To me, this reflects exactly the broken window theory - once you accept less than 100% code coverage, the next code changes slowly deteriorate, and then the next one. I have seen this in my own code when working on personal projects. It’s not a good feeling you want to hand over to your team.
Software is never “done”. There are always things changing, dependencies updated, or security patches necessary to work in. Software is also never perfect, so there’s always change.
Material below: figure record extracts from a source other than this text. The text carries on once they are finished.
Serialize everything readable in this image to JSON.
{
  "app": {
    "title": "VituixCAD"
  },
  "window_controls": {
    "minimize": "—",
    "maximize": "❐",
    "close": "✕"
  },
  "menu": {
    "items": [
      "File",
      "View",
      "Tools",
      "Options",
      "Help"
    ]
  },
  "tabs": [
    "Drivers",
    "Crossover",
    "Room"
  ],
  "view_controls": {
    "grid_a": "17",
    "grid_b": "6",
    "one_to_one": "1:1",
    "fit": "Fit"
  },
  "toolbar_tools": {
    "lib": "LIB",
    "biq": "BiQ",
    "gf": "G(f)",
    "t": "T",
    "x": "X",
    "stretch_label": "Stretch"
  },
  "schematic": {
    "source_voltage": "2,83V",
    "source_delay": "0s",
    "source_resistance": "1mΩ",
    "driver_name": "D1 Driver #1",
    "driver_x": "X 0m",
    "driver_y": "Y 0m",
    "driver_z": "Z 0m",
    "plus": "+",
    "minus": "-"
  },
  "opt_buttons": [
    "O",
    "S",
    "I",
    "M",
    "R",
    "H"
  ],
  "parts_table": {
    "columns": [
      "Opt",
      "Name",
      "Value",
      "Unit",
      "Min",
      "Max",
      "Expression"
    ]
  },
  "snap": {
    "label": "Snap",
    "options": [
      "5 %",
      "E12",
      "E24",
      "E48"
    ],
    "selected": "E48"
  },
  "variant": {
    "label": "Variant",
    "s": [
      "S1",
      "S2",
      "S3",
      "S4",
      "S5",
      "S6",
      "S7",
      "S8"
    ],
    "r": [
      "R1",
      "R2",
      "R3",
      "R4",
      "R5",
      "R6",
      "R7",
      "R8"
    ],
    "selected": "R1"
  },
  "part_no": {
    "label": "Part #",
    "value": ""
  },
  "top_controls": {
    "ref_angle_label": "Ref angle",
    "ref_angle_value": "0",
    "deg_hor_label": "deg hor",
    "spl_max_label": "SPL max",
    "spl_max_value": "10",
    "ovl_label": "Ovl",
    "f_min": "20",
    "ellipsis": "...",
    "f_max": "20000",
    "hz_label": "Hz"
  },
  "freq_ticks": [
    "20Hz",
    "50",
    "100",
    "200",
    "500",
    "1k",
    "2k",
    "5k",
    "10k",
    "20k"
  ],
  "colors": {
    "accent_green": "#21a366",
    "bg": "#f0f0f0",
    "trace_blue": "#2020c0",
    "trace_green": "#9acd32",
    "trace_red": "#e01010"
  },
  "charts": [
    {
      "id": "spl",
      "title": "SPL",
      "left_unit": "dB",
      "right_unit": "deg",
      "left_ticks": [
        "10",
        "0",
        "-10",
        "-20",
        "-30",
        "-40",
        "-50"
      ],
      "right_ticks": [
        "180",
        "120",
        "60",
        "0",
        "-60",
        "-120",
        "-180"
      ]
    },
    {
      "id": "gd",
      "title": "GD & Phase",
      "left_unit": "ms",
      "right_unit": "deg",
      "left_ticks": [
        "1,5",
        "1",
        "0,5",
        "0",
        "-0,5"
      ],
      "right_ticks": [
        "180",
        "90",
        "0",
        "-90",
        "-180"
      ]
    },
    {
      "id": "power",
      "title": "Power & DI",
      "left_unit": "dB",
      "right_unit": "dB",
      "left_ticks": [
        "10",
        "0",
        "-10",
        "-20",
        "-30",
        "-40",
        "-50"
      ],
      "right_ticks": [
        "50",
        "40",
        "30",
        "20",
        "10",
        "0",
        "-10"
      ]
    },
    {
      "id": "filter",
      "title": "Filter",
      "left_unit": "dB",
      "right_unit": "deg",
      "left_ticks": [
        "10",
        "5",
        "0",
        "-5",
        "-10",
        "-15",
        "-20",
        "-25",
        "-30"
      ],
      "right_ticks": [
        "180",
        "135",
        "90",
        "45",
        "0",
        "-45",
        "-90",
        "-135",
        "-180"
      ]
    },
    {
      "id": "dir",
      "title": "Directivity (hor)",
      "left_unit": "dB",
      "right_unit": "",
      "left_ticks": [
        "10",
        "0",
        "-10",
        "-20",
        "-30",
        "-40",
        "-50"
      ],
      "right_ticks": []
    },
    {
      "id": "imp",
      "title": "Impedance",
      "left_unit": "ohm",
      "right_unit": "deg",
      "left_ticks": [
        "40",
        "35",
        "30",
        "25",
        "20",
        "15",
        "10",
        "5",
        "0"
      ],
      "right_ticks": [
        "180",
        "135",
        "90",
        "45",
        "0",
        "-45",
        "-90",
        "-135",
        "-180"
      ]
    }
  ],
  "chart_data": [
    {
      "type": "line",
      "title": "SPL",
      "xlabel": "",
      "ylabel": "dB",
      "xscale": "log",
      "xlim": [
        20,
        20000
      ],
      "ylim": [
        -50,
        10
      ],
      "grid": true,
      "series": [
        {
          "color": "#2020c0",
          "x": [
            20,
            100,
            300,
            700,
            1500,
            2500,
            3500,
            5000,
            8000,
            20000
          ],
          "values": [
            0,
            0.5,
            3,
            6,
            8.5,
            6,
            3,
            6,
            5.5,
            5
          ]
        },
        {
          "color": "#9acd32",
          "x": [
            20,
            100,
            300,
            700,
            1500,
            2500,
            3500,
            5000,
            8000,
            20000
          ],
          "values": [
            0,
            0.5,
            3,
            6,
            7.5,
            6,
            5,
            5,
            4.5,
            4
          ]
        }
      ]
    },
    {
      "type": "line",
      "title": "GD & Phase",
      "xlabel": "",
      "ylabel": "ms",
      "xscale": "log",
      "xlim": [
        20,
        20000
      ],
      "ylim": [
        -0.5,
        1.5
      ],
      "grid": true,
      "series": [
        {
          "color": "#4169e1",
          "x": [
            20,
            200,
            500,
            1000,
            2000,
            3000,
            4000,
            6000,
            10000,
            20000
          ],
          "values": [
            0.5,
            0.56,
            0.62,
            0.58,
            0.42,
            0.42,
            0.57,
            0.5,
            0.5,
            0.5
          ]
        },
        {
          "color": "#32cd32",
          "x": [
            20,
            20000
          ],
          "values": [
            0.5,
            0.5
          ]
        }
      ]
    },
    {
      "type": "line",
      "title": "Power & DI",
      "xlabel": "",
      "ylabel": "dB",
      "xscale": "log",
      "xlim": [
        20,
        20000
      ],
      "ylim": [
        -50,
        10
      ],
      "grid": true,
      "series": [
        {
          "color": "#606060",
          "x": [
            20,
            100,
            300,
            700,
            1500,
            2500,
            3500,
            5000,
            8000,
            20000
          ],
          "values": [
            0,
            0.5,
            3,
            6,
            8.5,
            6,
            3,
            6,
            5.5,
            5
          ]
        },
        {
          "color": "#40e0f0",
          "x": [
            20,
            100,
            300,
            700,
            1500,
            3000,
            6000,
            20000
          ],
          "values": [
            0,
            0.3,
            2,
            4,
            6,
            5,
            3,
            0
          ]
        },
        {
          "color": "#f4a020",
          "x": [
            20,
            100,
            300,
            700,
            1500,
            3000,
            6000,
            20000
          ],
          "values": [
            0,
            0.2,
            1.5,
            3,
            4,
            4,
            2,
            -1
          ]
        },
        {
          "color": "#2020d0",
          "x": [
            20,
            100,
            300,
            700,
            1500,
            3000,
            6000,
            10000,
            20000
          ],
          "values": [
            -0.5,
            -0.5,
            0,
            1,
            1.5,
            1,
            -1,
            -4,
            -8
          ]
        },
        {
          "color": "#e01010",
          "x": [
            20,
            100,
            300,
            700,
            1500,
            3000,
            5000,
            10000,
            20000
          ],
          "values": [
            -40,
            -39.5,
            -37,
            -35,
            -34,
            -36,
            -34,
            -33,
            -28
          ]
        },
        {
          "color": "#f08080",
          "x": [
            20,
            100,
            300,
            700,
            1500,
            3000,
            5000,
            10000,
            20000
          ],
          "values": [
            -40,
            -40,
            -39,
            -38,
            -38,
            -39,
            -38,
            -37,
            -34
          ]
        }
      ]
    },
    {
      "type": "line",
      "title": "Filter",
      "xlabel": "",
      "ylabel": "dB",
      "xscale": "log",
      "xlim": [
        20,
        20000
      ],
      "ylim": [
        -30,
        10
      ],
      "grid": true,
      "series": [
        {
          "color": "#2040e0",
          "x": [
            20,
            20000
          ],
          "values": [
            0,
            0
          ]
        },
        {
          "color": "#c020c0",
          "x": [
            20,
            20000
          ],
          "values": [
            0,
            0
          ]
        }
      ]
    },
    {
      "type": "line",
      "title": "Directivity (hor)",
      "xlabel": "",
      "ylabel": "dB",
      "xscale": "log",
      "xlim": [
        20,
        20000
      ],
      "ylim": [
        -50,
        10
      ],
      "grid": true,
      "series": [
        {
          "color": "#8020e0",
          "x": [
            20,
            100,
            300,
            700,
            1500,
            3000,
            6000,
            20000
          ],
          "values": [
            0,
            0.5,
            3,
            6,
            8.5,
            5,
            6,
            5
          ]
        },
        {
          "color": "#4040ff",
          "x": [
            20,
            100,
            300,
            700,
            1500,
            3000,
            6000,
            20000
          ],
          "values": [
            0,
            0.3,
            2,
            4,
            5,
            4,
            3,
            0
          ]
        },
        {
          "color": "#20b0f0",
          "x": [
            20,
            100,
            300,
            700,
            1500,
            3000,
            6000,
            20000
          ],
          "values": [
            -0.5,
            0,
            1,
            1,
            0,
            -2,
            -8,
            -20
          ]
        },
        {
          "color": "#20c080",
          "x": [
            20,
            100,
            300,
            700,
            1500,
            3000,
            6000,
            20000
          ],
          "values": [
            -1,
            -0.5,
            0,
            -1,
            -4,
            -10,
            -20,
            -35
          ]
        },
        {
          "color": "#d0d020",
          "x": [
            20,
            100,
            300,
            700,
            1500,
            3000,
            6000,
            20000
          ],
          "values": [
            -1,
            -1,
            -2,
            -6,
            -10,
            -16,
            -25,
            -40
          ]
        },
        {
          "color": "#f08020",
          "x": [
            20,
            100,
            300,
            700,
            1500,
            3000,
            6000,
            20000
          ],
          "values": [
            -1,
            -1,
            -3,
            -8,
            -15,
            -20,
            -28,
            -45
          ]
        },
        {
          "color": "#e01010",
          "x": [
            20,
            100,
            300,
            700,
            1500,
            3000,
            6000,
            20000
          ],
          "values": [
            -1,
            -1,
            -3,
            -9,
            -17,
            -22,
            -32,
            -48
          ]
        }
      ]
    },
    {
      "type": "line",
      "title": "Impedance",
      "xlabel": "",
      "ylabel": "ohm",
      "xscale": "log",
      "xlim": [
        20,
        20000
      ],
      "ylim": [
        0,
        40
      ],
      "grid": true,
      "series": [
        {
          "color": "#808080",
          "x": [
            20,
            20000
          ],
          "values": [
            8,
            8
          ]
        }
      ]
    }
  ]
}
As long as a project gets used, it’s modified.
If your project has great test coverage, your team can work on new features with ease. If they break old ones, they will see what broke and can fix it immediately.
Imagine manually testing old features. It’s almost impossible to remember old use cases. It just doesn’t work. But with full test coverage, you can be sure that the old code still works.
Automated tests will catch any regressions introduced during the modification process. This makes it easier to maintain and update old features.
I wrote this for people to use as an argument next time they face a stakeholder who wants to do things “the quick way”. Yes, there is an 80/20 approach which I do promote, but for critical software that absolutely needs to work, there’s no replacement for 100% coverage.